Eine Rose unter den Broten

von Ove Lieh

Wir gedenken in diesem Jahr der heiligen Elisabeth von Thüringen, deren Lebenslauf in christlicher, karitativer und demographischer Sicht für alle Heutigen ein Vorbild sein soll: 1207 geboren, was man nicht nachmachen muß, mit vierzehn geheiratet, was nicht geht, jedenfalls nicht bei uns, aber wahrscheinlich hatte sie keinen außerfamiliären Sex vor der Ehe, mit fünfzehn das erste Kind, worin ihr insbesondere Hauptschülerinnen massenhaft nacheifern, dann noch zwei Kinder, nett zu den Armen und lang vor Erreichung des Rentenalters verschieden.
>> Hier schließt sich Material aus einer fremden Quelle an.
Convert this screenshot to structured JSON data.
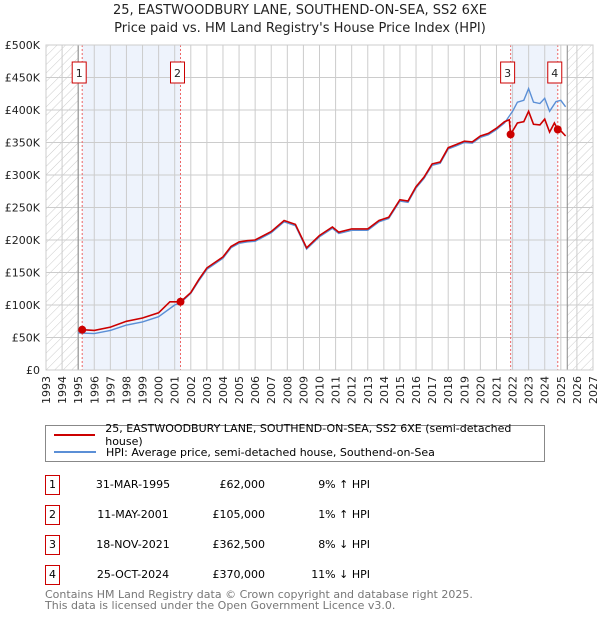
{
  "title_line1": "25, EASTWOODBURY LANE, SOUTHEND-ON-SEA, SS2 6XE",
  "title_line2": "Price paid vs. HM Land Registry's House Price Index (HPI)",
  "colors": {
    "property": "#cc0000",
    "hpi": "#5b8fd6",
    "band": "#eef3fc"
  },
  "chart_data": {
    "type": "line",
    "xlim": [
      1993,
      2027
    ],
    "ylim": [
      0,
      500000
    ],
    "x_ticks": [
      "1993",
      "1994",
      "1995",
      "1996",
      "1997",
      "1998",
      "1999",
      "2000",
      "2001",
      "2002",
      "2003",
      "2004",
      "2005",
      "2006",
      "2007",
      "2008",
      "2009",
      "2010",
      "2011",
      "2012",
      "2013",
      "2014",
      "2015",
      "2016",
      "2017",
      "2018",
      "2019",
      "2020",
      "2021",
      "2022",
      "2023",
      "2024",
      "2025",
      "2026",
      "2027"
    ],
    "y_ticks": [
      {
        "v": 0,
        "label": "£0"
      },
      {
        "v": 50000,
        "label": "£50K"
      },
      {
        "v": 100000,
        "label": "£100K"
      },
      {
        "v": 150000,
        "label": "£150K"
      },
      {
        "v": 200000,
        "label": "£200K"
      },
      {
        "v": 250000,
        "label": "£250K"
      },
      {
        "v": 300000,
        "label": "£300K"
      },
      {
        "v": 350000,
        "label": "£350K"
      },
      {
        "v": 400000,
        "label": "£400K"
      },
      {
        "v": 450000,
        "label": "£450K"
      },
      {
        "v": 500000,
        "label": "£500K"
      }
    ],
    "data_range": [
      1995.0,
      2025.4
    ],
    "series": [
      {
        "name": "25, EASTWOODBURY LANE, SOUTHEND-ON-SEA, SS2 6XE (semi-detached house)",
        "color": "#cc0000",
        "x": [
          1995.25,
          1996,
          1997,
          1998,
          1999,
          2000,
          2000.7,
          2001.36,
          2002,
          2002.5,
          2003,
          2004,
          2004.5,
          2005,
          2005.5,
          2006,
          2007,
          2007.8,
          2008.5,
          2009.2,
          2010,
          2010.8,
          2011.2,
          2012,
          2013,
          2013.7,
          2014.3,
          2015,
          2015.5,
          2016,
          2016.5,
          2017,
          2017.5,
          2018,
          2018.5,
          2019,
          2019.5,
          2020,
          2020.5,
          2021,
          2021.5,
          2021.8,
          2021.88,
          2022.3,
          2022.7,
          2023,
          2023.3,
          2023.7,
          2024,
          2024.3,
          2024.6,
          2024.81,
          2025,
          2025.3
        ],
        "y": [
          62000,
          61000,
          66000,
          75000,
          80000,
          88000,
          105000,
          105000,
          119000,
          139000,
          157000,
          174000,
          190000,
          197000,
          199000,
          200000,
          213000,
          230000,
          224000,
          188000,
          207000,
          220000,
          212000,
          217000,
          217000,
          230000,
          235000,
          262000,
          260000,
          282000,
          297000,
          317000,
          320000,
          342000,
          347000,
          352000,
          351000,
          360000,
          364000,
          372000,
          382000,
          385000,
          362500,
          380000,
          382000,
          398000,
          378000,
          377000,
          386000,
          366000,
          380000,
          370000,
          368000,
          360000
        ]
      },
      {
        "name": "HPI: Average price, semi-detached house, Southend-on-Sea",
        "color": "#5b8fd6",
        "x": [
          1995.0,
          1996,
          1997,
          1998,
          1999,
          2000,
          2001,
          2001.4,
          2002,
          2002.5,
          2003,
          2004,
          2004.5,
          2005,
          2005.5,
          2006,
          2007,
          2007.8,
          2008.5,
          2009.2,
          2010,
          2010.8,
          2011.2,
          2012,
          2013,
          2013.7,
          2014.3,
          2015,
          2015.5,
          2016,
          2016.5,
          2017,
          2017.5,
          2018,
          2018.5,
          2019,
          2019.5,
          2020,
          2020.5,
          2021,
          2021.5,
          2022,
          2022.3,
          2022.7,
          2023,
          2023.3,
          2023.7,
          2024,
          2024.3,
          2024.7,
          2025,
          2025.3
        ],
        "y": [
          57000,
          56000,
          61000,
          69000,
          74000,
          82000,
          100000,
          104000,
          118000,
          137000,
          155000,
          172000,
          188000,
          195000,
          197000,
          198000,
          211000,
          228000,
          222000,
          186000,
          205000,
          218000,
          210000,
          215000,
          215000,
          228000,
          233000,
          260000,
          258000,
          280000,
          295000,
          315000,
          318000,
          340000,
          345000,
          350000,
          349000,
          358000,
          362000,
          370000,
          380000,
          398000,
          412000,
          415000,
          433000,
          412000,
          410000,
          418000,
          398000,
          413000,
          415000,
          405000
        ]
      }
    ],
    "sales": [
      {
        "n": "1",
        "x": 1995.25,
        "y": 62000
      },
      {
        "n": "2",
        "x": 2001.36,
        "y": 105000
      },
      {
        "n": "3",
        "x": 2021.88,
        "y": 362500
      },
      {
        "n": "4",
        "x": 2024.81,
        "y": 370000
      }
    ]
  },
  "legend": {
    "property": "25, EASTWOODBURY LANE, SOUTHEND-ON-SEA, SS2 6XE (semi-detached house)",
    "hpi": "HPI: Average price, semi-detached house, Southend-on-Sea"
  },
  "transactions": [
    {
      "n": "1",
      "date": "31-MAR-1995",
      "price": "£62,000",
      "hpi": "9% ↑ HPI"
    },
    {
      "n": "2",
      "date": "11-MAY-2001",
      "price": "£105,000",
      "hpi": "1% ↑ HPI"
    },
    {
      "n": "3",
      "date": "18-NOV-2021",
      "price": "£362,500",
      "hpi": "8% ↓ HPI"
    },
    {
      "n": "4",
      "date": "25-OCT-2024",
      "price": "£370,000",
      "hpi": "11% ↓ HPI"
    }
  ],
  "footer_line1": "Contains HM Land Registry data © Crown copyright and database right 2025.",
  "footer_line2": "This data is licensed under the Open Government Licence v3.0."
}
Toll!
So ist es also kein Zufall, daß in Thüringen und in anderen Teilen Europas der hl. Elisabeth gedacht wird, deren Geburtstag sich in diesem Jahr zum 800. Male jährt. »Sie ist auch heute für viele ein Vorbild, die sich ehrenamtlich (!) zum Wohle des Gemeinwesens engagieren.« (Dieter Althaus, Ministerpräsident des Freistaates Thüringen) Schade eigentlich, daß Lisa nicht auch für Hauptamtliche ein Vorbild ist, aber wahrscheinlich gibt es unter denen zu wenige, die sich wirklich für das Gemeinwesen engagieren, sie sind zu sehr mit sich beschäftigt.
Doch auch die christliche Forderung der Nächstenliebe stellt letztlich auf die Liebe zu sich selbst ab, denn man soll den Nächsten lieben wie die eigene Person; große Liebe zum Nächsten braucht eben als Basis heftige Eigenliebe. Die haben nun die Herren Hauptamtlichen sicherlich. Aber sie gehen vorläufig nicht mit dem Brotkorb los, um die Bedürftigen zu nähren wie einst Betty, sondern sie hängen ihn für ebendiese höher, auf daß sie sich mehr mühen.
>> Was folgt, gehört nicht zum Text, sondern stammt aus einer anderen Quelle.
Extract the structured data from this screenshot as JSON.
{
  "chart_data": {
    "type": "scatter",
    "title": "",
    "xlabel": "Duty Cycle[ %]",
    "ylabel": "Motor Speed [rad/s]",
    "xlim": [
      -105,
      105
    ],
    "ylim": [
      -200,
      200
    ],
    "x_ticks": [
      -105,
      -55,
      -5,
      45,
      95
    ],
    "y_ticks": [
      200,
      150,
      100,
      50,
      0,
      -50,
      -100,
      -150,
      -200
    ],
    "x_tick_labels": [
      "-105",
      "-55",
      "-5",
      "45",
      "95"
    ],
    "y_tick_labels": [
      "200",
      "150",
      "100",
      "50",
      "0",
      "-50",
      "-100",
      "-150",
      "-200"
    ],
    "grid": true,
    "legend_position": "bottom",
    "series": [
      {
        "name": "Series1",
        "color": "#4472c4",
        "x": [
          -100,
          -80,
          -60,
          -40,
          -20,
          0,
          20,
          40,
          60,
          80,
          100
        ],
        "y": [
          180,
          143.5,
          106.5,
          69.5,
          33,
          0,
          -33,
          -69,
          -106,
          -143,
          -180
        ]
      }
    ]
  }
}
Dabei müßten die hohen Herren heute anders als Lisbeth nicht einmal fürchten, von einem Ehegemahl erwischt zu werden, der ein natürliches Züchtigungsrecht, das der Begründung durch den Koran nicht bedarf, besitzt und ohne Zaudern ausübt. Weshalb auch eine Verwandlung geschmuggelten Brotes in Rosen* nicht nötig und somit dem Verzehr auch nicht hinderlich wäre. Ob seinerzeit die Armen die Rosen fraßen, ist zumindest mir nicht überliefert. Selbst wenn nicht, konnten sie doch ihre ansonsten leeren Tische mit den Blumen schmücken.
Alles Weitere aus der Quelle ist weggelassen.